Уверена, что каждый, кто возьмет в руки книги Дейниченко, приоткроет для себя дверь в богатейший мир человека мудрого, честного, доброго, веселого, глубоко интеллигентного и образованного. Каждый из нас по-другому посмотрит на глубину синего неба России, мерцание звезд, розовый разлив вечерней и утренней зари, журавлиную стаю в небесной лазури, отражение солнца в прозрачных каплях утренней росы, голубой колокольчик подснежника, - увидит и изумится этой красоте, остановится в этом изумлении перед  красотой, и в сердце каждого тогда также расцветет красота.

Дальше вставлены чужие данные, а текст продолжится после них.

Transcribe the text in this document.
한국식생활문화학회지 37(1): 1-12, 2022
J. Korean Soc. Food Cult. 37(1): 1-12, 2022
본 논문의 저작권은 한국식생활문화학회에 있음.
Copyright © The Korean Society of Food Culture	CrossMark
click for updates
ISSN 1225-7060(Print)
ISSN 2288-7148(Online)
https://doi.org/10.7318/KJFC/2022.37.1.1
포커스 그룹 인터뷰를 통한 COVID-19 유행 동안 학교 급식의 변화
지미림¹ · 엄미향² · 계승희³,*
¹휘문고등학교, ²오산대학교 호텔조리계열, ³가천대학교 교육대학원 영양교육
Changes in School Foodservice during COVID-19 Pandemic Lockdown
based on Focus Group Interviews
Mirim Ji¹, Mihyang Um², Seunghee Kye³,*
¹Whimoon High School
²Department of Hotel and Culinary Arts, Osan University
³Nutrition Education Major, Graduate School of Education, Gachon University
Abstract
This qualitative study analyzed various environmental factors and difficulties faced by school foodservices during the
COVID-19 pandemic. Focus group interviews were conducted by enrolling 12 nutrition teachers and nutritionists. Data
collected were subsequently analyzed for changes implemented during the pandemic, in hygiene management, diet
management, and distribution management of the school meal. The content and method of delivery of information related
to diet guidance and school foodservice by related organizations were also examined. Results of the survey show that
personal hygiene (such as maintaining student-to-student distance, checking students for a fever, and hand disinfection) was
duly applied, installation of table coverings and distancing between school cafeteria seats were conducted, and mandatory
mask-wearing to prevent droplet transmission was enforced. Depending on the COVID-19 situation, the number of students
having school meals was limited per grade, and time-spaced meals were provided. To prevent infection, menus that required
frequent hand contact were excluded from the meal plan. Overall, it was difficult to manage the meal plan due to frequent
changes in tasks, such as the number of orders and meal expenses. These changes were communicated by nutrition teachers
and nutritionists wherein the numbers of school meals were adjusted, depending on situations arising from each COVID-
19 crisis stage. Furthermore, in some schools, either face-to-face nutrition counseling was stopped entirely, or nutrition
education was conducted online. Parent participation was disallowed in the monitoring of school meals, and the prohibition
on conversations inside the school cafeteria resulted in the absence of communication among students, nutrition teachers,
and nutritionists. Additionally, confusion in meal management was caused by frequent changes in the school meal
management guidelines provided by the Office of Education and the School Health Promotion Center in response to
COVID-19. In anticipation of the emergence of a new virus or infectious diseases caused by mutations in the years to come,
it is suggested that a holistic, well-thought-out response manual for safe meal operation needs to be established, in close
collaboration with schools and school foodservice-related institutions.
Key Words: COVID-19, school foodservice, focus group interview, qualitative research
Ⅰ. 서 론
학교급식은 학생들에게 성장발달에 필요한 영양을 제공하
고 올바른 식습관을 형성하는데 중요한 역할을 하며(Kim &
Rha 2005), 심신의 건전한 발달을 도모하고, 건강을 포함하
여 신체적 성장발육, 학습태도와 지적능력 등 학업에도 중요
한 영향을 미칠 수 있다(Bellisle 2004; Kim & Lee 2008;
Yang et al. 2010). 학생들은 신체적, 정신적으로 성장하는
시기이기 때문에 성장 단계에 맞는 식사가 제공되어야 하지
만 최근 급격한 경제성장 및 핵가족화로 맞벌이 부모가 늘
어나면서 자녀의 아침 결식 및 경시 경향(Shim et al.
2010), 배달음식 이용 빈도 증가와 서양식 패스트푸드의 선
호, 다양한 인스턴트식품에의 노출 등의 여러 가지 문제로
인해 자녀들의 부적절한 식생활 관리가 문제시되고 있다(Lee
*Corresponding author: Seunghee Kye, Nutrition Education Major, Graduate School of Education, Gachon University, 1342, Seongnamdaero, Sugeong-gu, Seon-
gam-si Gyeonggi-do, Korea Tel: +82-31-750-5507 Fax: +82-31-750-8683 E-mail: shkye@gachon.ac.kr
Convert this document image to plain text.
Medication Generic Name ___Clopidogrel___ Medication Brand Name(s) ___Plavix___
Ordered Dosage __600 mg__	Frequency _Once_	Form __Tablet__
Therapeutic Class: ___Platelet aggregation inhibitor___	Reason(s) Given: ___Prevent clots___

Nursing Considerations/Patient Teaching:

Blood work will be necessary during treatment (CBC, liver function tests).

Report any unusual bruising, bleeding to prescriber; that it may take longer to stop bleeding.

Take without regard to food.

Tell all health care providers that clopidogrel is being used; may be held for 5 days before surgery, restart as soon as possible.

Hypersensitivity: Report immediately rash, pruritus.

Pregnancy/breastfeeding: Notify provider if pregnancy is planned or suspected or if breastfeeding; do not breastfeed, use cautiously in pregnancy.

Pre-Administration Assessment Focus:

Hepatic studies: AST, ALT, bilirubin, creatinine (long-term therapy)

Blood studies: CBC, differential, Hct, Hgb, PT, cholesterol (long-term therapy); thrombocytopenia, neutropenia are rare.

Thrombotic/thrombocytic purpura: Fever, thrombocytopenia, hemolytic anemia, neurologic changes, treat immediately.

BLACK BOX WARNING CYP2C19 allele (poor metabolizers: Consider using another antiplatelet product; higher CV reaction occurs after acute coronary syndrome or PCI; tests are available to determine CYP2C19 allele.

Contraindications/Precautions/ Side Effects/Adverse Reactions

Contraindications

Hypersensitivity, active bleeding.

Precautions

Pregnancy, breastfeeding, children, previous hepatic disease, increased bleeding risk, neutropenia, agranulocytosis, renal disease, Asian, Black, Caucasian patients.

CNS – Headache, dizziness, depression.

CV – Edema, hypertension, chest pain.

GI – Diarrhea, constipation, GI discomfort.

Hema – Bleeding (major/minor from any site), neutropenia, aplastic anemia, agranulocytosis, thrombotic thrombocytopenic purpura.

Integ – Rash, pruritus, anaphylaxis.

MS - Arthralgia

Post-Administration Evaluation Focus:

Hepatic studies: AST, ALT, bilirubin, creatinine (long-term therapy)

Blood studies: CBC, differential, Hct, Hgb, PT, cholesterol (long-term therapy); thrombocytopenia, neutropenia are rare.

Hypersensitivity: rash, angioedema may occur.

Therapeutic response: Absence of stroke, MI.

Поверьте, стихи дают радость открытия, помогают пережить высокие чувства, делают нас умнее, добрее, лучше.

                Л.Ермакова, заслуженный учитель РФ.


Ещё очень дорогое мне воспоминание нашего старшего друга,фронтовика, коллеги по Таджикскому  отделению ТАСС-ТаджикТА  Олега Дмитриевича Соболева
           МОЕМУ СОБРАТУ  ПО ПЕРУ
Говорить, писать о таком человеке, как Глеб Дейниченко в прошедшем времени, как о человеке, уже ушедшем из жизни, невероятно трудно и горько. Мне всегда казалось, что он проживет не меньше ста лет, но вот прошел год с того скорбного момента, как его не стало. Он умер 21 ноября 2007 года. Сказали – саркома позвоночника.
   Журналистская профессия свела нас в Таджикском телеграфном агентстве, где я был главным редактором, а Глеб стал работать заведующим отделом. Опыт у него уже был, он отлично знал свои объекты, а это промышленность, строительство, транспорт, коммунальное хозяйство, торговля, его знали все руководители этих хозяйственных структур. Имея острый ум и отличную память, он легко и быстро справлялся с потоком информации, который шел из его отдела.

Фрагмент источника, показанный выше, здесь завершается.